Press "Enter" to skip to content

Day: August 1, 2018

Joining Streams Of Data

Chuck Blake gives an example of joining two streams of data together in Wallaroo:

The joining event streams pattern takes multiple data pipelines and joins them to produce a new signal message that can be acted upon by a later process.

This pattern can is used in a variety of use cases. Here are a few examples:

  • Merging data for an individual across a variety of social media accounts.

  • Merging click data from a variety of devices (e.g. mobile and desktop) for an individual user.

  • Tracking locations of delivery vehicles and assets that need to be delivered.

  • Monitoring electronic trading activity for clients on a variety of trading venues.

Conceptually, it’s very similar to normal join operations, but there is a time element which complicates things.

Comments closed

Confluent Platform 5.0 Released

Raj Jain and Michael Noll walk through the latest version of Confluent Platform, Confluent’s Kafka solution:

With Confluent Platform 5.0, operators can secure infrastructure using the new, easy-to-use LDAP authorizer plugin and can deliver faster disaster recovery (DR) thanks to automatic offset translation in Confluent Replicator. In Confluent Control Center, operators can now view broker configurations and inspect consumer lag to ensure that they are getting the most out of Kafka and that applications are performing as expected.

We have also introduced advanced capabilities for developers. In Confluent Control Center, developers can now better understand the data in Kafka topics due to the new topic inspection feature and Confluent Schema Registry integration. Control Center presents a new graphical user interface (GUI) for writing KSQL, making stream processing more effortless and intuitive as well. The latest version of KSQL itself introduces exciting additions, such as support for nested data, user-defined functions (UDFs), new types of joins and an enhanced REST API. Furthermore, Confluent Platform 5.0 includes the new Confluent MQTT Proxy for easier Internet of Things (IoT) integration with Kafka. The latest release is built on Apache Kafka 2.0, which features several new functionalities and performance improvements.

Looks like there have been some nice incremental improvements here.

Comments closed

Testing BI Projects With NBi: Hierarchies And Levels

Cedric Charlier shows us a potential pain point when testing an Analysis Services cube with hierarchies defined:

When executing the following query (on the Adventure Works 2012 sample database/cube), you’ll see two columns in the result displayed by SSMS. It’s probably what you’re expecting, you’re only selecting one specific level of the hierarchy [Date].[Calendar Date] and one measure.
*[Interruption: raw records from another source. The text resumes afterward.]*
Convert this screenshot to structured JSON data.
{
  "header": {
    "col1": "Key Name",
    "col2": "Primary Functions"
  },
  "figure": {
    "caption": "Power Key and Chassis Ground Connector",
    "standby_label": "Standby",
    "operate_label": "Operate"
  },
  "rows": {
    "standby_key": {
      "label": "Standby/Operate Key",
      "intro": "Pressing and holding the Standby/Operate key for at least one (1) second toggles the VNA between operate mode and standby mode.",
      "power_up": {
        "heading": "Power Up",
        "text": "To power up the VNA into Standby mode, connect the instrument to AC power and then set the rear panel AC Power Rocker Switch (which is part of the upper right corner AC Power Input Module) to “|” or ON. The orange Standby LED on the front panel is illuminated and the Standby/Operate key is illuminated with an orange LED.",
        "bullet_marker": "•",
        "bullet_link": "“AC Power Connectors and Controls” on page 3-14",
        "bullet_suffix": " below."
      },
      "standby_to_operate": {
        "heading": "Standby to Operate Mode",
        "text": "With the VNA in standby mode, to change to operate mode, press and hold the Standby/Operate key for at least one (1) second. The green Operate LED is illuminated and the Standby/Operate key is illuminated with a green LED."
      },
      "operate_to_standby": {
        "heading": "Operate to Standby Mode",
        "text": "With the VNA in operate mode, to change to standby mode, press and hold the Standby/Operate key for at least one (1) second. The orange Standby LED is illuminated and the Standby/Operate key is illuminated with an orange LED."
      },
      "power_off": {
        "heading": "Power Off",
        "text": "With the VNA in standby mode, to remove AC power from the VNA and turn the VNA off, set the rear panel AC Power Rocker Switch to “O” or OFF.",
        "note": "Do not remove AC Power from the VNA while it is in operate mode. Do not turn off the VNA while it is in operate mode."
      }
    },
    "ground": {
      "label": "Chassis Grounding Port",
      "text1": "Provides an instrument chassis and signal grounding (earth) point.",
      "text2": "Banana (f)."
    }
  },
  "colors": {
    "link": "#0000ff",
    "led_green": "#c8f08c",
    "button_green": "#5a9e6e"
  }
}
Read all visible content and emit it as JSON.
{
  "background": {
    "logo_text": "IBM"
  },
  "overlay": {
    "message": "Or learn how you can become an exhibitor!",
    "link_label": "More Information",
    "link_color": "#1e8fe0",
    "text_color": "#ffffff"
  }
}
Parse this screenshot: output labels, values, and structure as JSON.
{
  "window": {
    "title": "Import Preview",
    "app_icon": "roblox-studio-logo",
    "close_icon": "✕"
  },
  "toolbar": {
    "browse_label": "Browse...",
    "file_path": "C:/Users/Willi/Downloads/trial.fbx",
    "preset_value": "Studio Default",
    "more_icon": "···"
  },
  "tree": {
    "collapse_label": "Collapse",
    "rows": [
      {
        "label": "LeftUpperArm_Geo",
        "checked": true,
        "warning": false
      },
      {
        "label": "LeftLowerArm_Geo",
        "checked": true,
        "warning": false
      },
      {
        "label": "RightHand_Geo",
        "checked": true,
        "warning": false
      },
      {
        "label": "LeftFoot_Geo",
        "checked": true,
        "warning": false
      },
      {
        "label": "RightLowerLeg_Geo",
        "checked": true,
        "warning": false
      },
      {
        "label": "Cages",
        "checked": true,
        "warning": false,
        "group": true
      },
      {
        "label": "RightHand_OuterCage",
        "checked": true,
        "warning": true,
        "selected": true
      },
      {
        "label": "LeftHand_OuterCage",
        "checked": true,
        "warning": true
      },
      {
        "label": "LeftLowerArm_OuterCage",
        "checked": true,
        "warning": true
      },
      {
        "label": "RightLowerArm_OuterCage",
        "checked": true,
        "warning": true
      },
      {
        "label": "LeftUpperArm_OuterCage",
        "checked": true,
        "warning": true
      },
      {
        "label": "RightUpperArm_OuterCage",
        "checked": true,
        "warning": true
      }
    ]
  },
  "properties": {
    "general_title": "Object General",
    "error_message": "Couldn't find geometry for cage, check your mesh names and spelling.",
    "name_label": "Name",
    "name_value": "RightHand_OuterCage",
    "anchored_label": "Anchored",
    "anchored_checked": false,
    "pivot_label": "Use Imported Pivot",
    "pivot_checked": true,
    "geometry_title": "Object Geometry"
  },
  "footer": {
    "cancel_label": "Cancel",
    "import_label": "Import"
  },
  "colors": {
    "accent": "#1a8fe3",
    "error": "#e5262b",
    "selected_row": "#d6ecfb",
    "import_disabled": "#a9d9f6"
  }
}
You’re probably expecting that NBi will also consider two columns. Unfortunately, it’s not the case: NBi will consider 4 columns! What are the additional and unexpected columns? The [Date].[Calendar].[Calendar Year] and [Date].[Calendar].[Calendar Semester] are also returned. In reality, this is not something specific to NBi, it’s just the standard behaviour of the ADOMD library and SSMS is cheating when only displaying one column for the level!

Click through for the solution.  And if NBi sounds interesting, check out Cedric’s prior post on the topic.

Comments closed

Configuring SQL Operations Studio

Kendra Little gave a quiz on SQL Operations Studio and is now sharing the answers:

Question 2: To toggle a BLOCK comment, the built-in shortcut is…

Answer: Shift+Alt+A

  • Correct: 43 (27%)
  • Incorrect: 118 (73%)

I think a lot of folks who use SSMS regularly and don’t use VSCode may not know what I meant by the question, because SSMS doesn’t have this functionality (or if it does, I’ve never figured out the shortcut!)

Check out all of the answers and build up those SQLOps skills.

Comments closed

Betteridge’s Law And Index Hints

Bert Wagner asks a question in his title, Should You Use Index Hints?  Those familiar with Betteridge’s Law of Headlines know the general answer already:

One way to “fix” a poor performing plan is to use an index hint.  While we normally have no control over how SQL Server retrieves the data we requested, an index hint forces the  query optimizer to use the index specified in the hint to retrieve the data (hence, it’s really more of a “command” than a “hint”).

Sometimes when I feel like I’m losing control I like using an index hint to show SQL Server who’s boss.  I occasionally will also use index hints when debugging poor performing queries because it allows me to confirm whether using an alternate index would improve performance without having to overhaul my code or change any other settings.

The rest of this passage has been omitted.